Wednesday, January 22, 2020

This is good?

Fed Adds Just Over $90 Billion in Temporary Money to Markets Intervention comes as overnight repo totaling $58.6 billion and 14-day repo totaling $32.2 billion


The Federal Reserve building in Washington. 

The Federal Reserve added $90.8 billion in short-term money to financial markets Tuesday.

The Fed added money in two repurchase-agreement operations, or repos. The overnight intervention added $58.6 billion, while a 14-day repo added $32.2 billion. In both cases, eligible banks—called primary dealers—took less money than the Fed was willing to offer.


Fed repo interventions take in U.S. Treasurys, agency and mortgage bonds from eligible banks in what is effectively a short-term loan of central-bank cash, collateralized by the securities.

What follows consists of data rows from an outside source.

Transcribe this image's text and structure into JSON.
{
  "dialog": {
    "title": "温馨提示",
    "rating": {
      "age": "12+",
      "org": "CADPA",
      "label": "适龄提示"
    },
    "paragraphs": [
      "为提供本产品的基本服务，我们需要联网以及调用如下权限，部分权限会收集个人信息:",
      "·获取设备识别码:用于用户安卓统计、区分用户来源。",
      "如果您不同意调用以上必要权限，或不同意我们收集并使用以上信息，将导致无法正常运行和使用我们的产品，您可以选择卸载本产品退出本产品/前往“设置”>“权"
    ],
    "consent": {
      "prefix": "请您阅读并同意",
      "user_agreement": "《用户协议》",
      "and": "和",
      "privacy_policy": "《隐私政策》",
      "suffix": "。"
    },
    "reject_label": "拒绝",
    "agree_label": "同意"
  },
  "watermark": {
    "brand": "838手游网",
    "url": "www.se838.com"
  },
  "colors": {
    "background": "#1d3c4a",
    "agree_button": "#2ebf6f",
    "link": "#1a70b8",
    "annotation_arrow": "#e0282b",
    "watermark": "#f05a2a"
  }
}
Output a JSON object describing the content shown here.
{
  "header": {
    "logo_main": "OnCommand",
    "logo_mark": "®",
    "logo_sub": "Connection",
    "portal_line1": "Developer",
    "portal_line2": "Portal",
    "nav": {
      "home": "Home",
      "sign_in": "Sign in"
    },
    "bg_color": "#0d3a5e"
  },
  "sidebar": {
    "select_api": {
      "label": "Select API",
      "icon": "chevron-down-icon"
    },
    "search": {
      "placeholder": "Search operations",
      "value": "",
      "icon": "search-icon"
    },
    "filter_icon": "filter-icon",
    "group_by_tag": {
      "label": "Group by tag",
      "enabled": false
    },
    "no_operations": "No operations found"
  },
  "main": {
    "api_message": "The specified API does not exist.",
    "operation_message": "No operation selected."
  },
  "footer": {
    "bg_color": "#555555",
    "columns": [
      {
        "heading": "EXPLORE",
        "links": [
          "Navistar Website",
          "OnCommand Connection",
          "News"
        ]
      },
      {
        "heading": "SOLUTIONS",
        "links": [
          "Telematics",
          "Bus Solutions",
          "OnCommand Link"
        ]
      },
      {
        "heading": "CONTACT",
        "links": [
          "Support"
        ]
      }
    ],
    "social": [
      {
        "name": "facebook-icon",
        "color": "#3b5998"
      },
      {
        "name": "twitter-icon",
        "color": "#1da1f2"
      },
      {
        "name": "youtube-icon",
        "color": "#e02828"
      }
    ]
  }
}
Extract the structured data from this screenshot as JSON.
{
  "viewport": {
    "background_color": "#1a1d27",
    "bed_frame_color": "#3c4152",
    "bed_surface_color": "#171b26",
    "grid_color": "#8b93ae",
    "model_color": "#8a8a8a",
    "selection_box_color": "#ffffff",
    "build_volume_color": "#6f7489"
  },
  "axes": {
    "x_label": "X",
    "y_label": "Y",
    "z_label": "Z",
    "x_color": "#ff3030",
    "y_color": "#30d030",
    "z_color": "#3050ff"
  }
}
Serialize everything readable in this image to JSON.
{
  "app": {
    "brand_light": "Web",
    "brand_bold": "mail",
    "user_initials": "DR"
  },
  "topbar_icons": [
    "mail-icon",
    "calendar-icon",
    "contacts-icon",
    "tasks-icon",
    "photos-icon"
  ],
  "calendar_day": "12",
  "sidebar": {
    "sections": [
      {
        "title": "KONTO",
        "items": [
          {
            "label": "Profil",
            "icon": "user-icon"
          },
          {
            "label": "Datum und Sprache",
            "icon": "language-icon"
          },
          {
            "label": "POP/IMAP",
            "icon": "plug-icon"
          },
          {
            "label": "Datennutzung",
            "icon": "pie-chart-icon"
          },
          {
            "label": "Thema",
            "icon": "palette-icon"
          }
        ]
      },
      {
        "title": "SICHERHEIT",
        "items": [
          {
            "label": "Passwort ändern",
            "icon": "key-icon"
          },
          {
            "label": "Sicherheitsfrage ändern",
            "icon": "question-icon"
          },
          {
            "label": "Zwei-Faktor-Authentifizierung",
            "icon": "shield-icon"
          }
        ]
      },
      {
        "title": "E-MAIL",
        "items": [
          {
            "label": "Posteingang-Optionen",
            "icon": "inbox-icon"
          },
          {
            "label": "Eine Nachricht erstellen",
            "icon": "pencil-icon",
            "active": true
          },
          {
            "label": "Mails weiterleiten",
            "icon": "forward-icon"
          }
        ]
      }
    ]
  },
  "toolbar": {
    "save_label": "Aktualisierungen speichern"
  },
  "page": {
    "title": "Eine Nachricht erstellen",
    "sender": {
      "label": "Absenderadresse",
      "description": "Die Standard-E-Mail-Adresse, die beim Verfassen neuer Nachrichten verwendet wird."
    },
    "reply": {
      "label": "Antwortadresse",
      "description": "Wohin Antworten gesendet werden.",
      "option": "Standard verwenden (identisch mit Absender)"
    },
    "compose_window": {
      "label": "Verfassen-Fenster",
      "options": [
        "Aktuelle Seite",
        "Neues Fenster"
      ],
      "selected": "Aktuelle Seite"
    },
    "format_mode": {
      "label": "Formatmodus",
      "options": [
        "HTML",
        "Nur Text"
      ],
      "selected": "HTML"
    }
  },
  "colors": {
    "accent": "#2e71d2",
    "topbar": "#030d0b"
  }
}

The banks tapping this cash are limited in the amount of liquidity they can take in exchange for their securities, and they pay interest to the central bank to get the funds.


Fed money-market interventions are aimed at keeping the federal-funds rate within the 1.5%-to-1.75% range, and to limit the volatility of other money-market rates. The Fed restarted its repo operations in September after unexpected market volatility and steadily increased the sizes of its operations. Demand for Fed money has waxed and waned, and by and large the Fed has restored calm to markets.

The Fed said this past Thursday that its balance sheet stood at $4.18 trillion as of Wednesday, versus $3.8 trillion in September. Peak Fed holdings were $4.5 trillion. About $229.5 billion in repo interventions were also outstanding on Wednesday, versus $210.6 billion on Jan. 9.

The Fed had originally planned to wind down repo operations at the end of this month but will keep them going until at least mid-February. Many analysts expect them to go on for even longer.